Reino Unido identifica nova variação do coronavírus que se multiplica mais rapidamente

A variante do Sars-CoV-2 poderia estar relacionada à alta de casos no Sudeste da Inglaterra e se multiplicaria mais rapidamente do que as demais cepas do patógeno

O ministro da Saúde do Reino Unido, Matt Hancock, informou o Parlamento britânico na última segunda-feira (14) que uma nova variação da cepa do novo coronavírus foi identificada no país.

A descoberta ocorre em meio à campanha britânica de vacinação contra a Covid-19, iniciada na semana passada.

De acordo com Hancock, a Organização Mundial da Saúde (OMS) já foi notificada.

A variante do Sars-CoV-2 poderia estar relacionada à alta de casos no Sudeste da Inglaterra e se multiplicaria mais rapidamente do que as demais cepas do patógeno.

Nova variação do coronavírus parece estar relacionada aos novos casos

De acordo com o ministro britânico, mais de mil casos já foram registrados no Reino Unido em mais de 60 localidades diferentes.

Os números, descreveu Hancock, estão “crescendo rapidamente”.

Hancock ponderou,  no entanto, que ainda não há elementos que indiquem que a nova cepa tem maior probabilidade de agravar o quadro da Covid-19 do que as demais.

Resistente a vacinas?

Cada variante do vírus tem sua própria “assinatura” genética.

Por essa razão, ela pode ser rastreada até o local de origem.

O ministro afirmou, ainda, que o laboratório de Porton Down, vinculado ao Ministério da Defesa britânico, fará testes para avaliar se a nova cepa é resistente a vacinas.

Hancock ponderou, no entanto, que assessores médicos da pasta acreditam que essa possibilidade é “altamente improvável”.

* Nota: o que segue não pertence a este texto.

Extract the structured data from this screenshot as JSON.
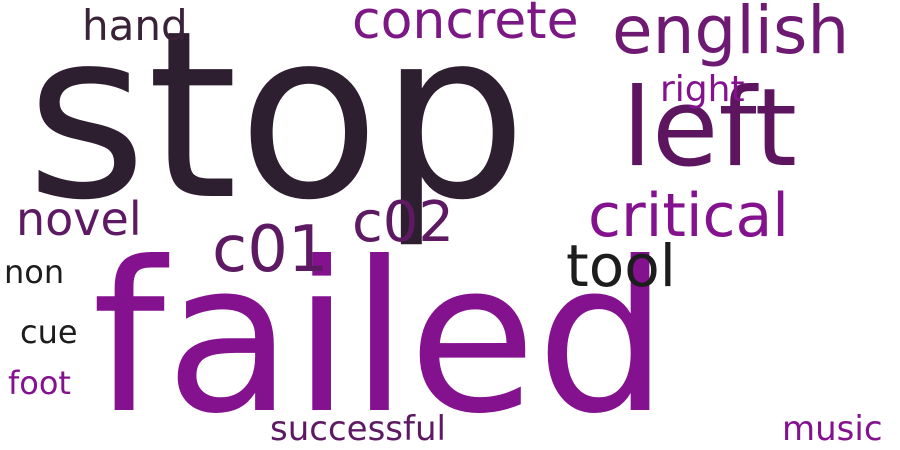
{
  "word_cloud": {
    "words": [
      {
        "id": "stop",
        "text": "stop",
        "color": "#2e1f30"
      },
      {
        "id": "failed",
        "text": "failed",
        "color": "#84128f"
      },
      {
        "id": "left",
        "text": "left",
        "color": "#5d1560"
      },
      {
        "id": "english",
        "text": "english",
        "color": "#6e1a73"
      },
      {
        "id": "critical",
        "text": "critical",
        "color": "#84128f"
      },
      {
        "id": "concrete",
        "text": "concrete",
        "color": "#7c1885"
      },
      {
        "id": "c01",
        "text": "c01",
        "color": "#5d1a63"
      },
      {
        "id": "c02",
        "text": "c02",
        "color": "#5d1a63"
      },
      {
        "id": "tool",
        "text": "tool",
        "color": "#1d1d1d"
      },
      {
        "id": "novel",
        "text": "novel",
        "color": "#5d1a63"
      },
      {
        "id": "hand",
        "text": "hand",
        "color": "#3a2238"
      },
      {
        "id": "right",
        "text": "right",
        "color": "#84128f"
      },
      {
        "id": "non",
        "text": "non",
        "color": "#1d1d1d"
      },
      {
        "id": "cue",
        "text": "cue",
        "color": "#1d1d1d"
      },
      {
        "id": "foot",
        "text": "foot",
        "color": "#84128f"
      },
      {
        "id": "successful",
        "text": "successful",
        "color": "#5d1a63"
      },
      {
        "id": "music",
        "text": "music",
        "color": "#84128f"
      }
    ],
    "background": "#ffffff"
  }
}
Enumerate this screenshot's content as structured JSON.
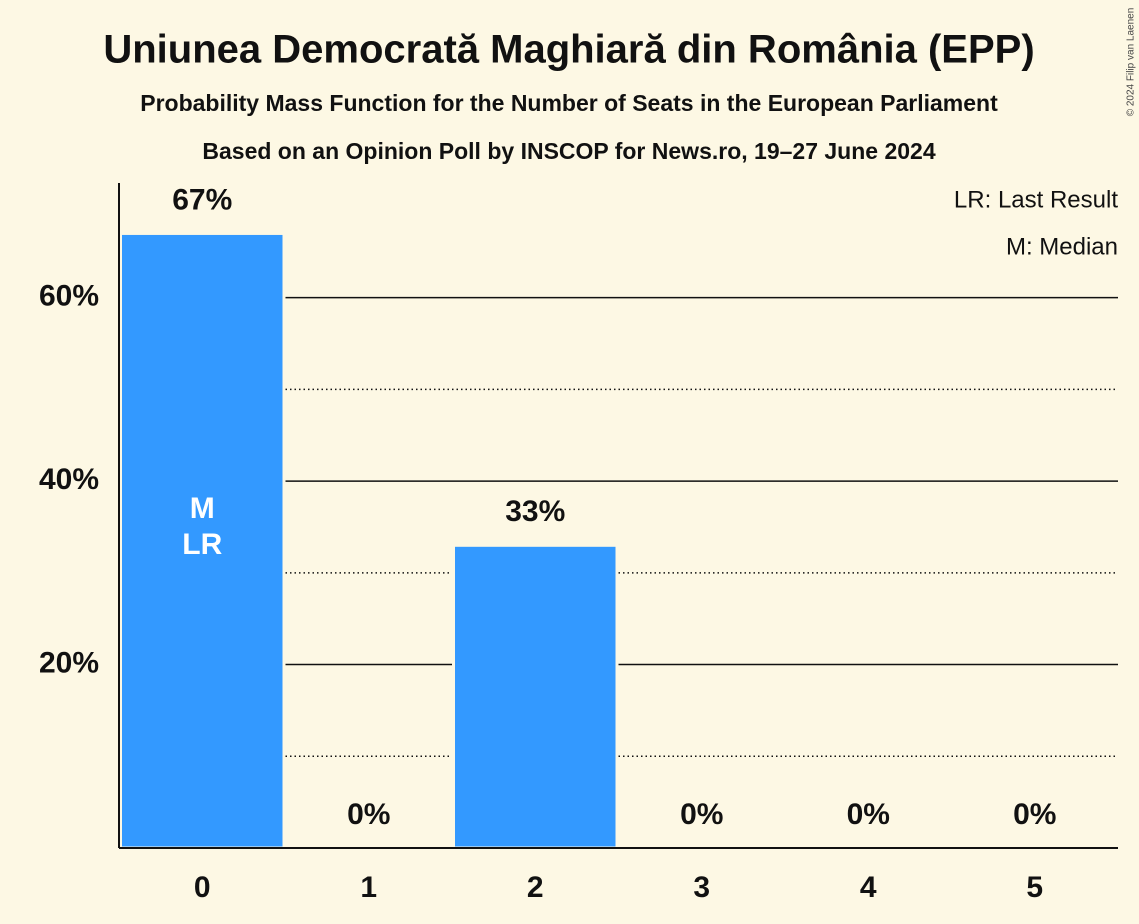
{
  "chart_data": {
    "type": "bar",
    "title": "Uniunea Democrată Maghiară din România (EPP)",
    "subtitle": "Probability Mass Function for the Number of Seats in the European Parliament",
    "subtitle2": "Based on an Opinion Poll by INSCOP for News.ro, 19–27 June 2024",
    "copyright": "© 2024 Filip van Laenen",
    "categories": [
      "0",
      "1",
      "2",
      "3",
      "4",
      "5"
    ],
    "values": [
      67,
      0,
      33,
      0,
      0,
      0
    ],
    "value_labels": [
      "67%",
      "0%",
      "33%",
      "0%",
      "0%",
      "0%"
    ],
    "color": "#3399ff",
    "ylim": [
      0,
      72.5
    ],
    "yticks": [
      {
        "value": 20,
        "label": "20%"
      },
      {
        "value": 40,
        "label": "40%"
      },
      {
        "value": 60,
        "label": "60%"
      }
    ],
    "minor_yticks": [
      10,
      30,
      50
    ],
    "grid": true,
    "markers": [
      {
        "category": "0",
        "labels": [
          "M",
          "LR"
        ]
      }
    ],
    "legend": [
      "LR: Last Result",
      "M: Median"
    ],
    "legend_position": "top-right"
  }
}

“Não sabemos até que ponto isso (a alta de casos em regiões da Inglaterra) se deve à nova variante, mas, independentemente da causa, precisamos tomar ações decisivas e rápidas que, infelizmente, são absolutamente essenciais para controlar essa doença mortal enquanto executamos a vacinação” — disse.

Variante espanhola

Todavia, uma equipe internacional de cientistas publicou no fim de outubro um estudo que identificou uma variante do novo coronavírus que teria surgido, então, entre trabalhadores no Nordeste da Espanha, em junho.

A cepa se espalhou rapidamente por grande parte da Europa desde o verão do Hemisfério Norte e, na ocasião, foi considerada a responsável pela maioria dos novos casos de Covid-19 em vários países do continente.

A variante foi identificada como 20A.EU1, representou cerca de 90% das novas infecções na Espanha entre agosto e outubro e provocou de 40% a 70% dos novos casos na Suíça, Irlanda e Reino Unido em setembro.

Sua prevalência também foi observada na Noruega, Letônia, Holanda e França.

O que dizem os especialistas

No geral, especialistas ponderam que mutações virais são comuns, especialmente em vírus de RNA com os da família coronavírus.

O acompanhamento das variantes, no entanto, é necessário para identificar o padrão dessas alterações e compreender se elas mudarão o comportamento do patógeno.

Uma mutação na proteína S (também chamada de spike), usada pelo vírus para invadir células humanas e se reproduzir, poderia alterar a capacidade do Sars-CoV-2 de se replicar.

É o caso de outra mutação, identificada como D614G.

Uma alteração notiificada na Europa levou a Dinamarca a sacrificar mais de 10 milhões de visons, pequenos mamíferos que lembram doninhas criados para a indústria têxtil.